Colpisce l'irrequietezza della Sposa. Consapevole delle proprie mancanze, dei propri fallimenti in termini di costanza e responsabilità ("mi hanno posto a capo delle vigne, ma la mia propria vigna non l'ho custodita" Ca 1:6), non riesce ad armonizzare il proprio desiderio dello Sposo con azioni coerenti. Di conseguenza, non riesce a godersi la Sua presenza, che è quanto di più prezioso esista, come emerge con forza da questo libro.

Per ben due volte, questa "distopia" della Sposa la porterà a separarsi dallo Sposo, realizzando diverse esperienze infelici (Ca 3:1-5; 5:2-9), in seguito alle quali ammetterà di non essere stata abbastanza presente a sé stessa da valorizzare l'appuntamento con lo Sposo. Eppure, Lui non ha mai una parola d'accusa o di biasimo per l'incostanza della Sposa. Mai. Gesù rimane fedele, nonostante i nostri tradimenti e i mancati appuntamenti. E aspetta con pazienza che la Sposa comprenda i propri errori, continuando a dichiararsi innamorato di lei ("non svegliate, non svegliate l'amore mio, finché lei non lo desideri", Ca 2:7; 3:5; 8:4).

Per gli Sposi del Cantico, tutto si concluderà felicemente con l'unione d'amore finale. Ed è esattamente ciò che avverrà quando banchetteremo con Gesù nei Cieli. Quindi perché vivere con paranoia i nostri momenti "flop"? Perché cercare invano dei colpevoli nell'"altro" -magari in altri credenti? Perché non iniziamo a goderci la bellezza e l'amore incondizionato del nostro Signore?

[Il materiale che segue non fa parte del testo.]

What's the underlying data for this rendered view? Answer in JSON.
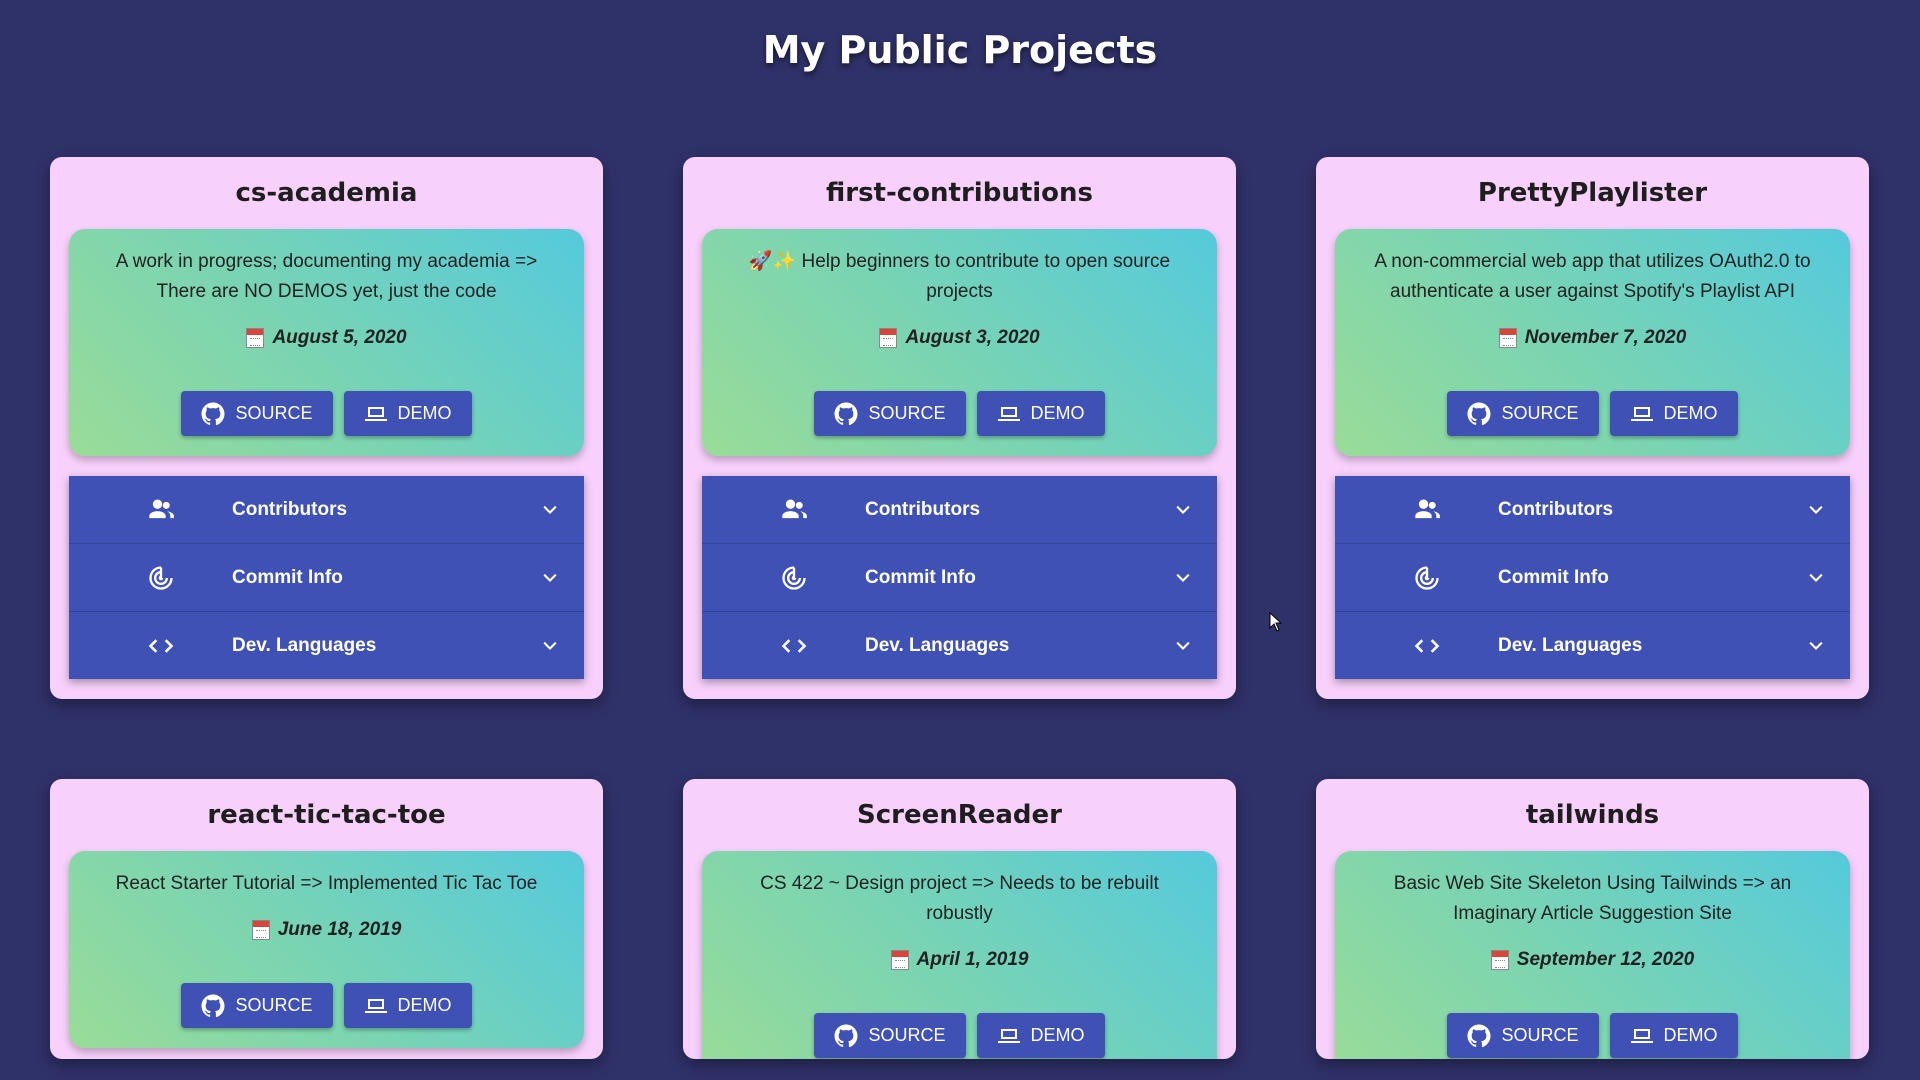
{
  "page": {
    "title": "My Public Projects"
  },
  "buttons": {
    "source": "SOURCE",
    "demo": "DEMO"
  },
  "accordion": {
    "contributors": "Contributors",
    "commit_info": "Commit Info",
    "dev_languages": "Dev. Languages"
  },
  "projects": [
    {
      "name": "cs-academia",
      "description": "A work in progress; documenting my academia => There are NO DEMOS yet, just the code",
      "date": "August 5, 2020"
    },
    {
      "name": "first-contributions",
      "description": "🚀✨ Help beginners to contribute to open source projects",
      "date": "August 3, 2020"
    },
    {
      "name": "PrettyPlaylister",
      "description": "A non-commercial web app that utilizes OAuth2.0 to authenticate a user against Spotify's Playlist API",
      "date": "November 7, 2020"
    },
    {
      "name": "react-tic-tac-toe",
      "description": "React Starter Tutorial => Implemented Tic Tac Toe",
      "date": "June 18, 2019"
    },
    {
      "name": "ScreenReader",
      "description": "CS 422 ~ Design project => Needs to be rebuilt robustly",
      "date": "April 1, 2019"
    },
    {
      "name": "tailwinds",
      "description": "Basic Web Site Skeleton Using Tailwinds => an Imaginary Article Suggestion Site",
      "date": "September 12, 2020"
    }
  ]
}
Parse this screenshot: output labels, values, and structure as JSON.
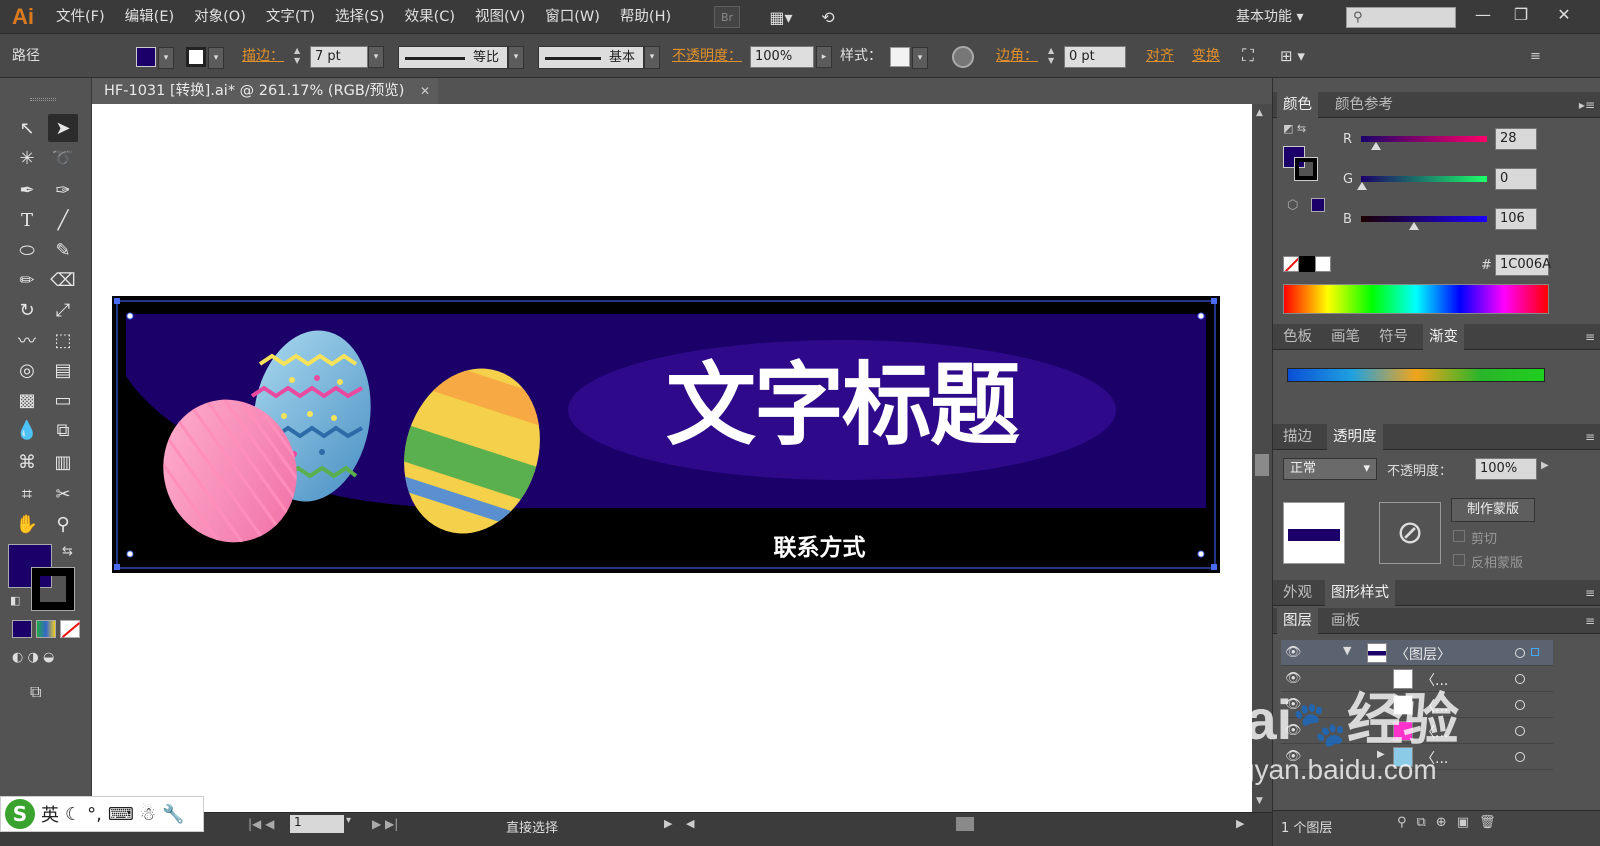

Torniamo alla Parola: la Chiesa terrena di ogni tempo è esattamente come ci viene descritta dal Cantico. Accettiamolo! La buona notizia è che Gesù è saldamente unito a noi in un abbraccio d'amore che non finirà mai. Dobbiamo fermarci; dobbiamo imparare a riconoscere la Sua presenza, il Suo profumo, le Sue parole d'amore per noi. Dobbiamo tornare a gioire nell'esprimerGli il nostro amore e la nostra lode.

Credo che non ci sia gioia più grande di questa per Gesù. Se recuperiamo la consapevolezza di chi è realmente questo Sposo e di quale sia la portata del Suo amore, guariremo da ogni malessere e avremo piena vittoria in ogni sfida!

Mettimi come un sigillo sul tuo cuore, come un sigillo sul tuo braccio; poiché l'amore è forte come la morte, la gelosia è dura come lo Sceol. Le sue fiamme sono fiamme di fuoco, una fiamma ardente. Le grandi acque non potrebbero spegnere l'amore, né i fiumi sommergerlo (Ca 8:6-7).